Quedándome inmóvil, obedecí al saber que necesitaba  tomar la voz cantante. Nuevamente, sentí que mi pene volvía a penetrar en ella. Cerrando los ojos puse mis brazos en cruz para que esa mujer pudiera librarse de sus fantasmas sin sentir que la acosaba. Centímetro a centímetro, mi sexo fue  desapareciendo dentro de ella.

“No debo moverme”, tuve que repetirme varias veces.

Pacientemente esperé hasta que la base de mi pene chocó con los labios de su vulva en una demostración que ya había conseguido metérselo por completo. Fue entonces cuando con un gruñido de satisfacción empezó a menearse con mi falo en su interior mientras que con sus manos se masturbaba.

Paulatinamente, mi sexo fue entrando y saliendo de su interior con mayor facilidad, a la par que sus dedos conseguían incrementar su calentura a base de toqueteos. Con los ojos cerrados, disfruté del modo que el coño de esa mujer me ordeñaba mientras ella no paraba de gemir cada vez más fuerte.  Completamente en silencio, sentí como mi madrina saltaba sobre mi cuerpo, introduciendo y sacando mi pene con una rapidez atroz. Su calentura hizo que mojara mis piernas con el flujo que manaba libremente de su sexo.

-¡Dios!- aulló cuando empezó a notar los primeros síntomas de que el placer la iba calando.

Lejos de esperar a que llegara, aceleró sus acometidas de forma que sus caderas sin control se retorcían al ritmo con el que sus dedos torturaban su clítoris al pellizcarlo.
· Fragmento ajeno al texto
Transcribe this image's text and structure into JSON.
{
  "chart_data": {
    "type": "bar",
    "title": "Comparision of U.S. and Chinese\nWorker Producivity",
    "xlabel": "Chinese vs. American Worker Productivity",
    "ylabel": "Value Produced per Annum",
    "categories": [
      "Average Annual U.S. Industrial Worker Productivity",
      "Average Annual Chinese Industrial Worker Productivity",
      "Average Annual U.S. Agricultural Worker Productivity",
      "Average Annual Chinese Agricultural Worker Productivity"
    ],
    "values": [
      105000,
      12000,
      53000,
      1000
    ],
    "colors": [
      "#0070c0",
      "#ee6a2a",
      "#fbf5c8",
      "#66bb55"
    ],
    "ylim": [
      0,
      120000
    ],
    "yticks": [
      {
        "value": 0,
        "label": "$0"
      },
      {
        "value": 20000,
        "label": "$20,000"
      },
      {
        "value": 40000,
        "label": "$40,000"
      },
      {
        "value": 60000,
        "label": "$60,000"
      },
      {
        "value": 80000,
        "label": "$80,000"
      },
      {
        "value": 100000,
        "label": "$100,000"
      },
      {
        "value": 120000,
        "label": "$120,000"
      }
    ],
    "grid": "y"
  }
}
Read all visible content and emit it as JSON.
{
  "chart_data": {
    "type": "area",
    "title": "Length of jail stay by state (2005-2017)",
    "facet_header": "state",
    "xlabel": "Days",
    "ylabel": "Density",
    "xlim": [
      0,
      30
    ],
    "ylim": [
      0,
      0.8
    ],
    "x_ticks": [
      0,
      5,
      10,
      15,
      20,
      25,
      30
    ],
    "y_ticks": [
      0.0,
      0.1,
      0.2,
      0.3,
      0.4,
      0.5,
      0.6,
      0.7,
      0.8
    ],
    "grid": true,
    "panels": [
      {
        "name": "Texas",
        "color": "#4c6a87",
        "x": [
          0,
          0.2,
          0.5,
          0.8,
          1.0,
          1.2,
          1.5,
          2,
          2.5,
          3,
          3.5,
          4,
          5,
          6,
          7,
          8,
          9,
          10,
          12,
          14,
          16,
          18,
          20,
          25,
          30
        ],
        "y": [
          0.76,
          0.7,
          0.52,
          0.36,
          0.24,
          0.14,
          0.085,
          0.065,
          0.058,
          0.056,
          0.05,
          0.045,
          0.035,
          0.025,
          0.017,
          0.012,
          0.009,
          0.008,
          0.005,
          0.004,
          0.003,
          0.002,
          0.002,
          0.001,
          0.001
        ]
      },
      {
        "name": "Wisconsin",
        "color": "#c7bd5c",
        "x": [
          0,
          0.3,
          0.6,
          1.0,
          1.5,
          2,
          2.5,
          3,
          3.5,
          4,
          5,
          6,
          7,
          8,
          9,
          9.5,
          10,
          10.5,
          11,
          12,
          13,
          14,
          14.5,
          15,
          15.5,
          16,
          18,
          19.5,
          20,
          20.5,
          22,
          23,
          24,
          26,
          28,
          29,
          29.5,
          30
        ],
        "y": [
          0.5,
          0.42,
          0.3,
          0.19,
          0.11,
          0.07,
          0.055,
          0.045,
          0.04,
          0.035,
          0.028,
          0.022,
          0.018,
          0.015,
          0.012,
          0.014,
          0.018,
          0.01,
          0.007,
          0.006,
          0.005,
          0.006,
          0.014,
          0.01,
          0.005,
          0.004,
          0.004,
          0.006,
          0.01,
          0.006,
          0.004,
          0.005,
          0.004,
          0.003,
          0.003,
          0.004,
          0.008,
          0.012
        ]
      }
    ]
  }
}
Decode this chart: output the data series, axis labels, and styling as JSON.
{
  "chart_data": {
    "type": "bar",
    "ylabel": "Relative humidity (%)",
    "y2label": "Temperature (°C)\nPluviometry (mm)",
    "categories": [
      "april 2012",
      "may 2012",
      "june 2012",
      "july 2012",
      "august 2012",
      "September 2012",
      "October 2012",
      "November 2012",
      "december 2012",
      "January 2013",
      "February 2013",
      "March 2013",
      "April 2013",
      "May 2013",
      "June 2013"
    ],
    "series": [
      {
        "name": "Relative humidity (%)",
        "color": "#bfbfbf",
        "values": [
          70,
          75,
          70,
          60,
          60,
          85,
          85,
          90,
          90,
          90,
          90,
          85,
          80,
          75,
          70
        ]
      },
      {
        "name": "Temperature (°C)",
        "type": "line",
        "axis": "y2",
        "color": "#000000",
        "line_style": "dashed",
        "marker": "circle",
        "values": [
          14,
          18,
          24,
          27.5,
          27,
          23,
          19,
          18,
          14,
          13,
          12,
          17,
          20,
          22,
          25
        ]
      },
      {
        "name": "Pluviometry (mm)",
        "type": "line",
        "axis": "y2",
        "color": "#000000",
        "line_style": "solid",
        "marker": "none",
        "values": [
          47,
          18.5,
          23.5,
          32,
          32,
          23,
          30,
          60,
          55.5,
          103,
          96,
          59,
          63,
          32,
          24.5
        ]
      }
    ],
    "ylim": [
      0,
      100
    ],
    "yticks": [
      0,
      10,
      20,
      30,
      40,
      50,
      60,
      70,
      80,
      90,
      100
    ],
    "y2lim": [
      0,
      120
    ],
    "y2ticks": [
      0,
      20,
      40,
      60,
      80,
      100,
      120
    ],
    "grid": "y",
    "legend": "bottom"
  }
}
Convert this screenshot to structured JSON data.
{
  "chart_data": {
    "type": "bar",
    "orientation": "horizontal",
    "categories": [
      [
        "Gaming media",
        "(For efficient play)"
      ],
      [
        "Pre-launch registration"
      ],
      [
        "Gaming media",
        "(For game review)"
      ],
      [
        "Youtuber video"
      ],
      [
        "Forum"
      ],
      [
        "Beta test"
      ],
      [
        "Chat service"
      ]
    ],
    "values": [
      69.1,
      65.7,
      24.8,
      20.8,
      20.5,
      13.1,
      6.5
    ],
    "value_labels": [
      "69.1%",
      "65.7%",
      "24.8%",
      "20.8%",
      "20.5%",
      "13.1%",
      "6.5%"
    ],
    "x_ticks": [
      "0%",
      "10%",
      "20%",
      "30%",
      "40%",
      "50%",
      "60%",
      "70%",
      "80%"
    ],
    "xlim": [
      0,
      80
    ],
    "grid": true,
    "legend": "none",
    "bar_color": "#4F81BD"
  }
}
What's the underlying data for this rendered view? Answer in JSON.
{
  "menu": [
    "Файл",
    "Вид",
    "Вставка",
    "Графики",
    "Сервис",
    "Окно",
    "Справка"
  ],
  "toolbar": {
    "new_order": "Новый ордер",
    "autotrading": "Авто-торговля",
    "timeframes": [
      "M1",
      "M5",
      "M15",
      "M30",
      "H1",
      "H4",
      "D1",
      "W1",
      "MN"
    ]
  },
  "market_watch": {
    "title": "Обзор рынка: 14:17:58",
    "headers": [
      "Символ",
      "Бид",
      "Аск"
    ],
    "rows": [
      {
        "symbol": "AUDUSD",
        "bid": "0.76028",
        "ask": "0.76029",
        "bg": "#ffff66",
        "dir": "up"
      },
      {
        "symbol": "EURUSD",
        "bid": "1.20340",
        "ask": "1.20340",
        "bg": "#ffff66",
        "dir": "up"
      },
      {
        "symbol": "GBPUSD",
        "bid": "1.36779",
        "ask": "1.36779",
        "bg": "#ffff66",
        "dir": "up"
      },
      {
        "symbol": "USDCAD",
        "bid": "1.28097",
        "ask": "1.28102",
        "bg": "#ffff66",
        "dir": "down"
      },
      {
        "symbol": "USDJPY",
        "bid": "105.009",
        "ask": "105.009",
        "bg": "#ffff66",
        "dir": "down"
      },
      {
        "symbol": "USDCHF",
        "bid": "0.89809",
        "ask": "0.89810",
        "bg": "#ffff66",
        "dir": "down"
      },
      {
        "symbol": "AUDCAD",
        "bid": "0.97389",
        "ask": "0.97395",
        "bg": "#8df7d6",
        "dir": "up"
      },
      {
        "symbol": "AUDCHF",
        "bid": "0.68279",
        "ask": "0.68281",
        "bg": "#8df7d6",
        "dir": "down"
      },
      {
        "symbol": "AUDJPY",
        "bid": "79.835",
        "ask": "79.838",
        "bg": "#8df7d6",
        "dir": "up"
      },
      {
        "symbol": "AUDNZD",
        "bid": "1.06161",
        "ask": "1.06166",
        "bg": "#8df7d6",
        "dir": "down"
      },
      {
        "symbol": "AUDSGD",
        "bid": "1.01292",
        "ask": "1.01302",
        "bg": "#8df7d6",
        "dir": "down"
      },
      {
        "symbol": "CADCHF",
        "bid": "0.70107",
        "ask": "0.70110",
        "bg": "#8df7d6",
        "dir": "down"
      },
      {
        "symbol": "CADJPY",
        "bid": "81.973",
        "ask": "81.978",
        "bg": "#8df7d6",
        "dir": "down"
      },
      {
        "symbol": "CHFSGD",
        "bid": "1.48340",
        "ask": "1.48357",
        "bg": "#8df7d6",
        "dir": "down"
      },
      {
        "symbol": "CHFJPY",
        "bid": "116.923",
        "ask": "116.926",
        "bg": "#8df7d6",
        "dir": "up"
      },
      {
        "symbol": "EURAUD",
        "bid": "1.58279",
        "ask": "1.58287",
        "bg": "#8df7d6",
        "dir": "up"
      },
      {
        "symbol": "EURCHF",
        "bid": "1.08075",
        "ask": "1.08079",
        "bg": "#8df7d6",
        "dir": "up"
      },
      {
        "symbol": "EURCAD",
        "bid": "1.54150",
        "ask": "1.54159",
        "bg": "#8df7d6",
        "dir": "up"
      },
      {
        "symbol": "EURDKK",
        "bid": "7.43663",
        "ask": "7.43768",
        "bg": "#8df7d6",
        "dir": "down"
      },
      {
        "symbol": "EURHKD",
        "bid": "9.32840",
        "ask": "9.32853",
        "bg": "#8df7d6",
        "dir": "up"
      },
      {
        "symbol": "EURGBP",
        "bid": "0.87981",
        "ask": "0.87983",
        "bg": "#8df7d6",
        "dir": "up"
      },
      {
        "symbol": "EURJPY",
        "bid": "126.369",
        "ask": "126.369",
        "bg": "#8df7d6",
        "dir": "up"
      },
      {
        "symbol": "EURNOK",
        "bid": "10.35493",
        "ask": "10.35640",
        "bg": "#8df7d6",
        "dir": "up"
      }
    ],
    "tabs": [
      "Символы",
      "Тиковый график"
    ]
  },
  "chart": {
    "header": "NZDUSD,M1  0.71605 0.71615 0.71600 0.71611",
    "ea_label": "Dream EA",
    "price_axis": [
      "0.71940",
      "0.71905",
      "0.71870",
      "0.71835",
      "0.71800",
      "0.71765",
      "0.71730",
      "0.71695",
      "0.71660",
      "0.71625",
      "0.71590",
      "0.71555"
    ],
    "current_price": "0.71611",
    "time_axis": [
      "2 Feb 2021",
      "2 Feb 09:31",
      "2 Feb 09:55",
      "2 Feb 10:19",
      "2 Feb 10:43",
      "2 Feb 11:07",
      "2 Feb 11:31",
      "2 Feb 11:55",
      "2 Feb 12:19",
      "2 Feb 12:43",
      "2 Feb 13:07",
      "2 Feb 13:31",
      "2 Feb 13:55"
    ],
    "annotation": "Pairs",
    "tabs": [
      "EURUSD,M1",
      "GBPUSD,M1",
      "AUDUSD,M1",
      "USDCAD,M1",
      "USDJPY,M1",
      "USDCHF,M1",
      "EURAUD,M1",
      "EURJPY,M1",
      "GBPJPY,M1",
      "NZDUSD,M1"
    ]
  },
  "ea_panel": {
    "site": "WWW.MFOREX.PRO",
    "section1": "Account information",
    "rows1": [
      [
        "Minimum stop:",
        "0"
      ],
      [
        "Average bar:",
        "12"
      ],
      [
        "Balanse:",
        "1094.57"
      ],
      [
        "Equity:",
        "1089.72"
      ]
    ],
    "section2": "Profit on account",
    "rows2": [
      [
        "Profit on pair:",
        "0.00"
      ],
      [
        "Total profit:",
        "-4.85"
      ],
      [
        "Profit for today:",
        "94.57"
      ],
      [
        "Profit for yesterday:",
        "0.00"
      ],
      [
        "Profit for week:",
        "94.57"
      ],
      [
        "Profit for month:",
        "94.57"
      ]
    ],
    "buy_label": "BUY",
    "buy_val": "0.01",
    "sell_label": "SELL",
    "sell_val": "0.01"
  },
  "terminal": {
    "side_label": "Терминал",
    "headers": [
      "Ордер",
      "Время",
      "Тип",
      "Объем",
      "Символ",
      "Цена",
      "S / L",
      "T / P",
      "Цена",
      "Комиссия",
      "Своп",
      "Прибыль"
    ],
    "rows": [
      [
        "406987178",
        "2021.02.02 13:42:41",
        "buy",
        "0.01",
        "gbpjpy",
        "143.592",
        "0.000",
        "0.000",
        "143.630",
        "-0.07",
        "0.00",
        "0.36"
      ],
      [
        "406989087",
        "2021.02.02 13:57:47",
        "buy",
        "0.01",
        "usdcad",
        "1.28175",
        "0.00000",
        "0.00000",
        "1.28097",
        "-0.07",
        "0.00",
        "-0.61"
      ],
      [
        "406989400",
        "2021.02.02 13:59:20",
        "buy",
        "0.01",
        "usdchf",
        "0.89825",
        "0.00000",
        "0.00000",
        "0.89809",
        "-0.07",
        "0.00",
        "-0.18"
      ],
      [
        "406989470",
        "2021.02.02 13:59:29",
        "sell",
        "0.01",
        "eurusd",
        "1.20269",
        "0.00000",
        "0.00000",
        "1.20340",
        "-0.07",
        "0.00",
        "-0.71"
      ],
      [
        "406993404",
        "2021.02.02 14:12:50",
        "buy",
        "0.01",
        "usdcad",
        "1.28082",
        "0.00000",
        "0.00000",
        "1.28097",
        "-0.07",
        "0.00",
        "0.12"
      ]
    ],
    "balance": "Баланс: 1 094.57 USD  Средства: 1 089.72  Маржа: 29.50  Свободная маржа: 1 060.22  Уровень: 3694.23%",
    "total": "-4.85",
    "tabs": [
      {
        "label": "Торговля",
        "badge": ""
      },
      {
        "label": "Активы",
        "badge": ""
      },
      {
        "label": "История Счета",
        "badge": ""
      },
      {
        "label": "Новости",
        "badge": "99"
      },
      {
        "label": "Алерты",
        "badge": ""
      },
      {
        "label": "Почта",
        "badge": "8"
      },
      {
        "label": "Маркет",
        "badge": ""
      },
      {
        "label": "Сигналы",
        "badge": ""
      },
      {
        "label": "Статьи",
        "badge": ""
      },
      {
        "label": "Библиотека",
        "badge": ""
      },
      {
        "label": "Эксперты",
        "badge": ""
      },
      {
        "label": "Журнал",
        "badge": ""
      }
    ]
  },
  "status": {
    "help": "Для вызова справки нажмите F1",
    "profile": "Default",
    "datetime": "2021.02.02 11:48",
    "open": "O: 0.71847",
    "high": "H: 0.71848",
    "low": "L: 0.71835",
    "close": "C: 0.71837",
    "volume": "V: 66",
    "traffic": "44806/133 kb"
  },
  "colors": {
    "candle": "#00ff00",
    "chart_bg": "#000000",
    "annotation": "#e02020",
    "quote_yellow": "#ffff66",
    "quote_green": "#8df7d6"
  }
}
Su clímax era cuestión de tiempo.  Con la respiración entrecortada, el sudor impregnando su cuerpo y su sexo anegado por el placer, Manuela se acercaba a toda velocidad al orgasmo.  Sabiendo que debía darle un último empujón, le grité:

-Vacíate.

Tal y como había previsto, al oír mi orden, mi madrina mientras su cuerpo temblaba de gozo y su cueva se licuaba derramándose sobre las sábanas. Con la cabeza de mi glande chocando contra la pared de su vagina, buscó mi placer moviéndose de derecha a izquierda, a la vez que sus manos me arañaban el pecho.

-Estoy a punto- le informé.

-Todavía, ¡No!- protestó y sacando mi verga de su interior, se puso a cuatro patas sobre el colchón mientras con una sonrisa me decía: -Cógeme como si fuera tu puta.

Reconozco que estuve tentado de usar su puerta trasera, pero poniendo mi glande en su entrada, la penetré de un golpe hasta que se la metí entera. Mi madrina gritó al sentirse completamente llena pero sin estar todavía  satisfecha,  gimió pidiéndome que lo hiciera brutalmente.

Cumplí sus deseos de inmediato. Agarrado su pelo, lo usé como riendas de un cabalgar desenfrenado, penetrando y sacando de su interior mi pene sin compasión mientras ella se derretia sollozando de placer. Su entrega me dio el valor para usando mi mano y dándole una fuerte palmada en su trasero, obligarla a sincronizarse conmigo. Manuela al sentir mis rudas caricias,  berreó como la yegua que era en ese momento y  lanzándose a un veloz galope buscó que la regara con mi simiente.

-¡No pares!- me pidió al notar que ya no le azotaba.

Reanudando mis azotes, la estricta policía respondió con un gemido cada vez que la atizaba en una nalga.  El inequívoco placer con el que disfrutó hizo que mis caricias fueron creciendo en intensidad y frecuencia, hasta que con su culo totalmente colorado se desplomó sobre las sabanas mientras se venia. Su total colapso hizo que me desequilibrara y cayendo sobre su cuerpo,  mi pene se incrustó dolorosamente en su interior provocándole otro orgasmo.

Su placer llamó al mío y sin ningún tipo de control eyaculé rellenando su cueva con mi semen, mientras ella se retorcía diciéndome que no parara. Todos mis nervios y neuronas disfrutaron de cada una de las oleadas con las que la bañé su coño hasta que exhausto, caí a su lado.

Manuela ya liberada, me besó y abrazó con mimo, temiendo quizás que esa fuera la  última vez que disfrutara tanto. Su temor me quedó claro, cuando una vez repuesto, me miró diciendo:

-Júrame que no te cansarás de mí.

-Te lo juro- respondí.

Al escuchar mi afirmación, se quedó callada durante unos instantes, tras lo cual, me dijo:

-Si llega ese momento, dímelo. Sabré buscar una alguna forma de retenerte.

El gesto pícaro que descubrí en su rostro, me mosqueó y por eso no me quedo más remedio que preguntarle a que se refería. Soltando una carcajada, me respondió:

-Todos los hombres soy iguales. Si para que te quedes, te tengo que buscar a otra con la que compartirte, ¡Lo haré!